Course Choice is part of the state's recently enacted education reform bill, and the Morehouse Parish School Board was introduced to the generalities of the adoption during its Aug. 7 meeting.
Next year the state of Louisiana's department of education will publish a catalogue of “providers,” a qualification given to those individuals the state deems able to teach a credited course to at least one student.
All students will be eligible to participate in Course Choice. Districts will be obliged to accept courses completed and passed as long as they are approved state courses (from the catalogue).
It includes classes offered online, post-secondary courses and industry-run internships; teachers must be La. certified.
Course choice is conditional and complicated, and “We're in uncharted waters,” acknowledged David Nordman, MPS secondary curriculum supervisor, during his presentation last week.
School choice is aimed at giving students and parents more autonomy over their course subjects, and it appears to be particularly designed to combat failing schools.
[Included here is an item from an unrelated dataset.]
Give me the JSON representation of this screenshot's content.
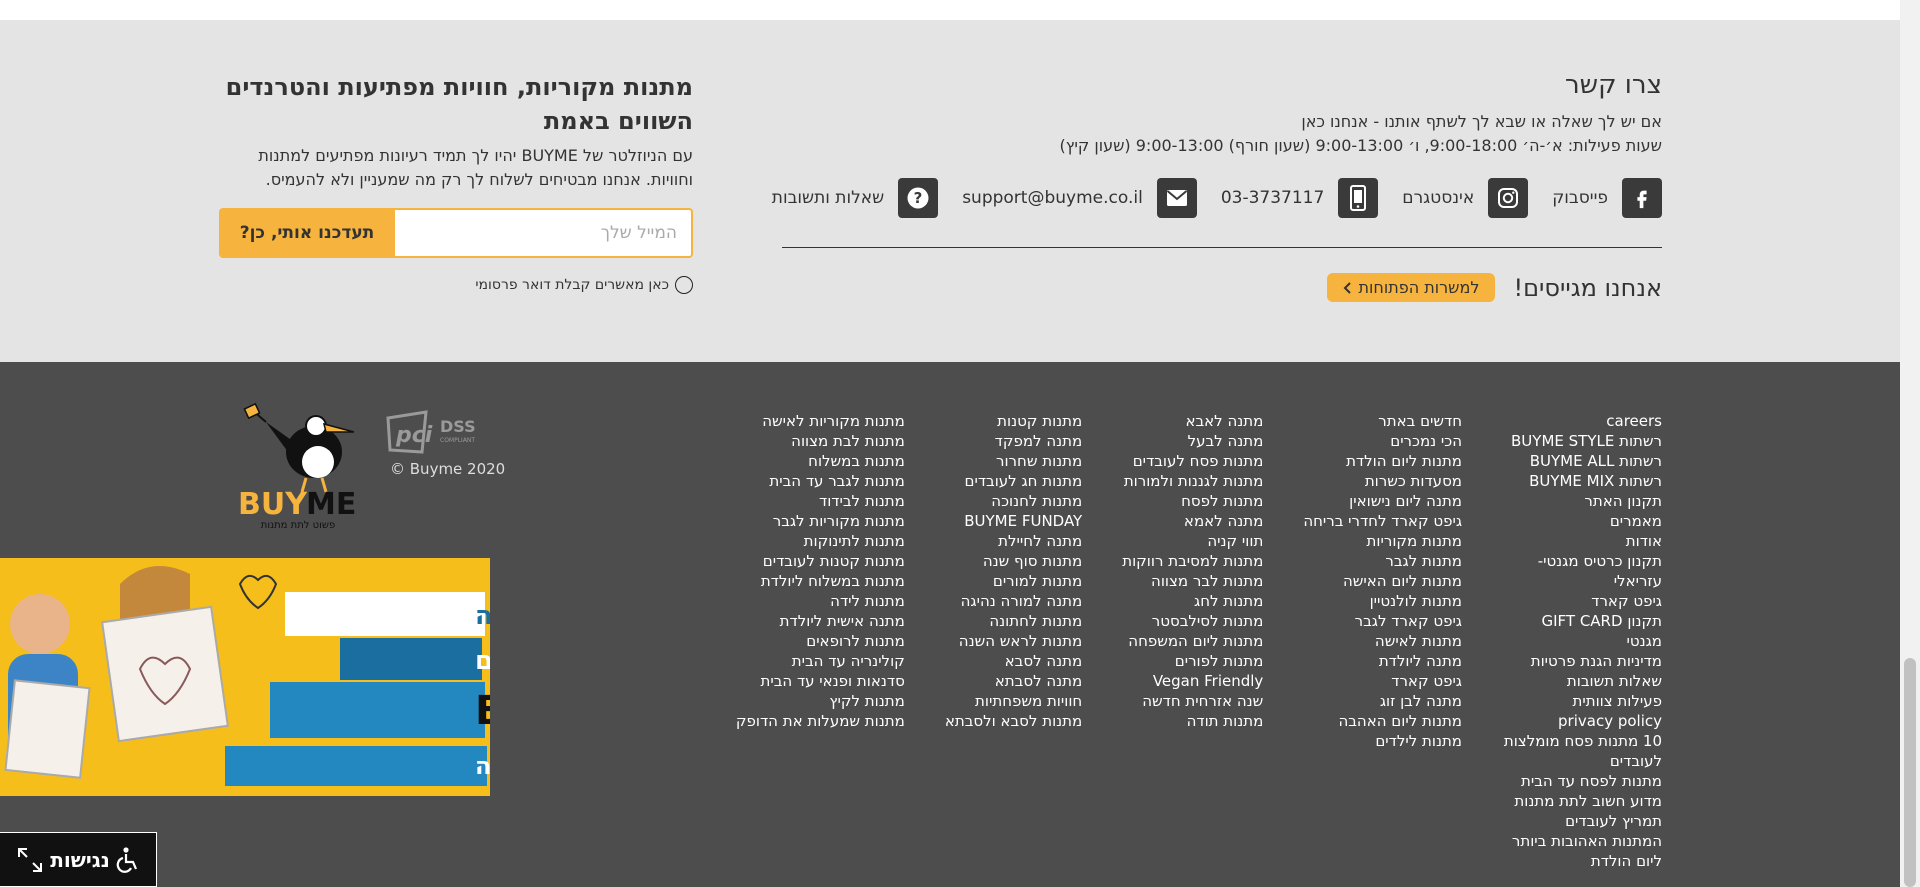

Like school vouchers, and in some cases, charter schools, a district can stand to lose per-pupil funds for classes ($1,393 per course, and up to five courses) depending upon a particular school receiving a “failed” ranking by the state.
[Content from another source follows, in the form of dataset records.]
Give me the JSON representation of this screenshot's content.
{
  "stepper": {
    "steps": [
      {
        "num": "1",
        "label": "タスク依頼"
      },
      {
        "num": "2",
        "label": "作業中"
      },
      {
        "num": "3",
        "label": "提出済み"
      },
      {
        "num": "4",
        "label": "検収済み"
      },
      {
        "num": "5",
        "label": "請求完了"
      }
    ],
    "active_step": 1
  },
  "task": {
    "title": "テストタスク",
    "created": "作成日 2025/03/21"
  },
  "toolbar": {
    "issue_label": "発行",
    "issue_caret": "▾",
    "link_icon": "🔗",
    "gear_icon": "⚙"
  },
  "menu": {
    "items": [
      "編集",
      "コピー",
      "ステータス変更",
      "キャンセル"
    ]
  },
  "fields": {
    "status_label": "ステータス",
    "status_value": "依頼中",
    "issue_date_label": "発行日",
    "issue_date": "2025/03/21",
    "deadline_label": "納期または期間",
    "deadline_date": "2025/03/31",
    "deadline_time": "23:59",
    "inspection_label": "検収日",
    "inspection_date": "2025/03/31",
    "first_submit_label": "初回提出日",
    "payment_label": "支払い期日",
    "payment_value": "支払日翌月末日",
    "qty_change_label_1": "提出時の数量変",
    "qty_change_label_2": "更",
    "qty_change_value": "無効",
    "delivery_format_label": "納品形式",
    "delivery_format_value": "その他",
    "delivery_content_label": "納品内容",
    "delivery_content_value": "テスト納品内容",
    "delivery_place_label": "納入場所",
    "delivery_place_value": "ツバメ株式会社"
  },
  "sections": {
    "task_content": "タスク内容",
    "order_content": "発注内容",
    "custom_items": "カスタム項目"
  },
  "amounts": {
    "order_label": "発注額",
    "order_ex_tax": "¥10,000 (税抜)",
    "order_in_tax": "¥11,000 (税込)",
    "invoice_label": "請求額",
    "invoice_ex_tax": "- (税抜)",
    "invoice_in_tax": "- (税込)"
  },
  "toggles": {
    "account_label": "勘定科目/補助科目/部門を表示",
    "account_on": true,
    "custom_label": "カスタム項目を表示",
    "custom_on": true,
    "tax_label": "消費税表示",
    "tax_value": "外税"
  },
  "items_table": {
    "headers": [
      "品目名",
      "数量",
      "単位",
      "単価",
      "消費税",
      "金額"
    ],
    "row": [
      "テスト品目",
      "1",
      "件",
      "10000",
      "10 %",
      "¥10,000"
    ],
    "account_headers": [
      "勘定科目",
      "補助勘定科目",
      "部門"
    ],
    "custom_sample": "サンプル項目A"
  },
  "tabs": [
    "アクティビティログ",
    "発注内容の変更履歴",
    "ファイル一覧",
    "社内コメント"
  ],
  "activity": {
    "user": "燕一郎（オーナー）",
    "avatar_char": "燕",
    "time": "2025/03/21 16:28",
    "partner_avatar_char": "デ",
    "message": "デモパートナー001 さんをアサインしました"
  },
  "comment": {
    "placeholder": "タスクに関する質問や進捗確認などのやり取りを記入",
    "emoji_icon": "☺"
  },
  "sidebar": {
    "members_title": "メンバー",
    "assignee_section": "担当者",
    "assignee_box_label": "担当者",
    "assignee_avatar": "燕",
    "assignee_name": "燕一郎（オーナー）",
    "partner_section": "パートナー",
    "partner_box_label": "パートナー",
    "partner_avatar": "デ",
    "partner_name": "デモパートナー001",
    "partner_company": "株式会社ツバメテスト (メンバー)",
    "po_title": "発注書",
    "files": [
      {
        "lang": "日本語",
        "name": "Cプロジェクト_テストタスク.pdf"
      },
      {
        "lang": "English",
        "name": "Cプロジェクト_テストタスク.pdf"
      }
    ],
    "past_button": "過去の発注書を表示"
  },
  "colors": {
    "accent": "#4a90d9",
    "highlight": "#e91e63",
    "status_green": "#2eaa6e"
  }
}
If, for example, a student attends a failing school (rated C, D or F), he or she can elect to take “limitless” courses, according to documents, outside the school by another provider and receive credit for it, if passed.
But on the other hand, a district also could stand to increase its funds and recruit more students by becoming a provider of more courses.
A significant stipulation in the Course Choice Program empowers students to take courses – perhaps an advanced physics course or engineering class – that may not be offered at the school they attend.
That means a school could look to offer the class online or after school in its computer lab by one of its teachers, for example.
“It's a situation that we can't sit back and not make an effort to be competitive – and I don't know how to do that right now,” Nordman said.
Individuals or institutions looking to get approved in the course catalogue have until Nov. 16 to apply. The state has indicated that the first year of courses will focus on college credit , core academic and career and technical education offerings.
The catalogue is targeted to be published in January 2013.
Nordman said the pivotal step, or “bottom line” for MPS is to ensure all its schools earn a A or B ranking from the state, which has revised its evaluation standards and process starting in 2013.
“There's no reason to panic, but we all need to be aware of what's coming,” he cautioned.